— Следи за речью, когда говоришь со мной. Ты — только нанятый мной человек.
— Вы уволили меня несколько секунд назад. Помните? Но в любом случае, нанятый или уволенный, я говорю так, как считаю нужным. Перестаньте темнить, О'Дауда.
На какое-то мгновение мне показалось, что он собирается ударить меня своей тростью. Он стоял, набычив свою большую голову и сверля меня голубыми глазками, на медном ежике его волос играло солнце, а сигара тлела запрещающим красным светом. Затем он развернулся и подошел к фигуре чернокожего человека в тюрбане и сильным ударом трости сшиб тюрбан с его головы.
— А он что сделал? — спросил я. — Продал вам кучу липовых грязных фотографий?
— На самом деле это была куча липовых технических алмазов во время войны. Он всю жизнь сожалел об этом. И не думай, что я пытаюсь поразить тебя. Для меня все это — терапия. Мне нравится обозревать всех их, говорить с ними. После этого я ощущаю себя внутренне чистым и розовым, как младенец. И даже когда меня здесь нет, они все равно вынуждены смотреть на меня. — Он кивнул в сторону увеличенной фигуры Цезаря.

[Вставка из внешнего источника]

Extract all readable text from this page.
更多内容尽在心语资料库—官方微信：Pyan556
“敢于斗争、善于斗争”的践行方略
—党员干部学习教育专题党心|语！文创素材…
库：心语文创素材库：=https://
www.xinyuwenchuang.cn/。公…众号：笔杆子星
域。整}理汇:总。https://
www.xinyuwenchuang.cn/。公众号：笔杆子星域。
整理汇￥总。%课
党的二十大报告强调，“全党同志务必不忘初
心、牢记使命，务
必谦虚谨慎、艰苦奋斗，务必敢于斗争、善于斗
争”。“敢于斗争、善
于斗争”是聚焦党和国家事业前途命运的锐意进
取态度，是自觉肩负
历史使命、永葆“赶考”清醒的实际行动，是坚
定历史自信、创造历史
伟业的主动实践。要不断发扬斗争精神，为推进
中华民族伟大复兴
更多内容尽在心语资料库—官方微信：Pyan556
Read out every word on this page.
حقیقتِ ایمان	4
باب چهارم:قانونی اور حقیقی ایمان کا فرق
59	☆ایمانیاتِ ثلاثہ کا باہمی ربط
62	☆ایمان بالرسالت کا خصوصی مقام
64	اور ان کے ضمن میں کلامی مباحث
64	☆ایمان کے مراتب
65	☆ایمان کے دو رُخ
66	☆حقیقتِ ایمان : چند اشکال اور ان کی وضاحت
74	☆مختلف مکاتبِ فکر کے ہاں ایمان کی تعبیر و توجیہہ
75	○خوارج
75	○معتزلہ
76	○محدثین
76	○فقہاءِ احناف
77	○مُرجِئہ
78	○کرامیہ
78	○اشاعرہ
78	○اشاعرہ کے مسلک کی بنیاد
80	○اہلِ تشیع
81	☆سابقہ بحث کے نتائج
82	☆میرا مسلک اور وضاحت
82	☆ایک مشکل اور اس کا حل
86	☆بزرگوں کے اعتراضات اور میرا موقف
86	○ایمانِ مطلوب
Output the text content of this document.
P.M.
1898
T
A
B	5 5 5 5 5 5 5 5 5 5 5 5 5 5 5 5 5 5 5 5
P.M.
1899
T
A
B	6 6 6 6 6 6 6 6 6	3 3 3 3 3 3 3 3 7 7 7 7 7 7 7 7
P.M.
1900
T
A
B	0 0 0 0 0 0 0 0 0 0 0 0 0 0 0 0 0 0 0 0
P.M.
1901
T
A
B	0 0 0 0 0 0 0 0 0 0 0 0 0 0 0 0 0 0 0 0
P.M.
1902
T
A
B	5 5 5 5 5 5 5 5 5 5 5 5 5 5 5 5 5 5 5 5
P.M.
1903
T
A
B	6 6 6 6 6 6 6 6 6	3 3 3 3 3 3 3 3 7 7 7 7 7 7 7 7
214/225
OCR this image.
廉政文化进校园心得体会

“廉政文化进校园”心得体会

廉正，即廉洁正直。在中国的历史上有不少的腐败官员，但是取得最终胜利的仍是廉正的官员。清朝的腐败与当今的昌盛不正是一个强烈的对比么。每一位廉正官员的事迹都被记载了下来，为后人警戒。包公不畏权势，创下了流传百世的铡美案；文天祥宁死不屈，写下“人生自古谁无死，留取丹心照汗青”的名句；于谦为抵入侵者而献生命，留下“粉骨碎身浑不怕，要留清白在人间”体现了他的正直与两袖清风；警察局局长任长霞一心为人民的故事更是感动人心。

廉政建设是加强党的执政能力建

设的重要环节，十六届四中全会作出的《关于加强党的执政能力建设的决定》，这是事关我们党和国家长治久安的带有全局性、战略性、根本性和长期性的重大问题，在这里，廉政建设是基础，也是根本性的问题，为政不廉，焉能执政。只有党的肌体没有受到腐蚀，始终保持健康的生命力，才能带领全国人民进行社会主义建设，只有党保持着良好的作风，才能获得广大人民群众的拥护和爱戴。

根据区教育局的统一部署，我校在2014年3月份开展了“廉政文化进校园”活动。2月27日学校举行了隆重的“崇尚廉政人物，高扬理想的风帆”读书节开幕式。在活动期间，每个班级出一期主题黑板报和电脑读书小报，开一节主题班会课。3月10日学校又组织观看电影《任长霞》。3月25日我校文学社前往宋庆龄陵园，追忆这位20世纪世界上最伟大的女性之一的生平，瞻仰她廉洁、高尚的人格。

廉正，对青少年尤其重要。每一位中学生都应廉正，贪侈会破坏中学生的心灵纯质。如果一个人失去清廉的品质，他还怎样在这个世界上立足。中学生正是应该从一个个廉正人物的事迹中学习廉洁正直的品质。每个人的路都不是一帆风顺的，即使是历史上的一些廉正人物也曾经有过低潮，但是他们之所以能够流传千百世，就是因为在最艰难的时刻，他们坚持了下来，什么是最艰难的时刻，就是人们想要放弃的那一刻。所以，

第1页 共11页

— Вам следует открыть собрание для публики. Это за два года окупит все расходы. Кермод мог бы продавать сосиски в тесте и мороженое на террасе.
Он посмотрел на меня, нахмурившись.
— Ты уволен.
Я повернулся и пошел к двери. Он позволил мне дойти до нее, а затем сказал:
— Не хочешь узнать почему?
Я посмотрел на него через плечо.
— Если вы чувствуете, что должны рассказать мне, о'кей. Но в таком случае давайте сделаем это за сигаретой и стаканчиком чего-нибудь. — Я достал свой портсигар и добавил. — Спиртное с вас.
Он улыбнулся мне.
— Ты — наглый ублюдок. Но обмен — ничего. Хотя, ты по-прежнему уволен.
Он пошел в дальний конец комнаты, то тут, то там пуская в ход свою трость, и, наконец, остановился перед шкафчиком времен Луи какого-то и достал из него бренди и пару бокалов. И на этот раз он налил себе больше. Я взял бокал и сел в кресло, на спинку которого небрежно опирался пожилой, похожий на дипломата тип в придворном костюме (он, вероятно, помешал посвящению О'Дауды в рыцари).
Я вдохнул аромат бренди, отпил немного, подождал, пока жидкость нагреется во рту, проглотил, и почувствовал, как у меня в животе зарождается новый вулкан.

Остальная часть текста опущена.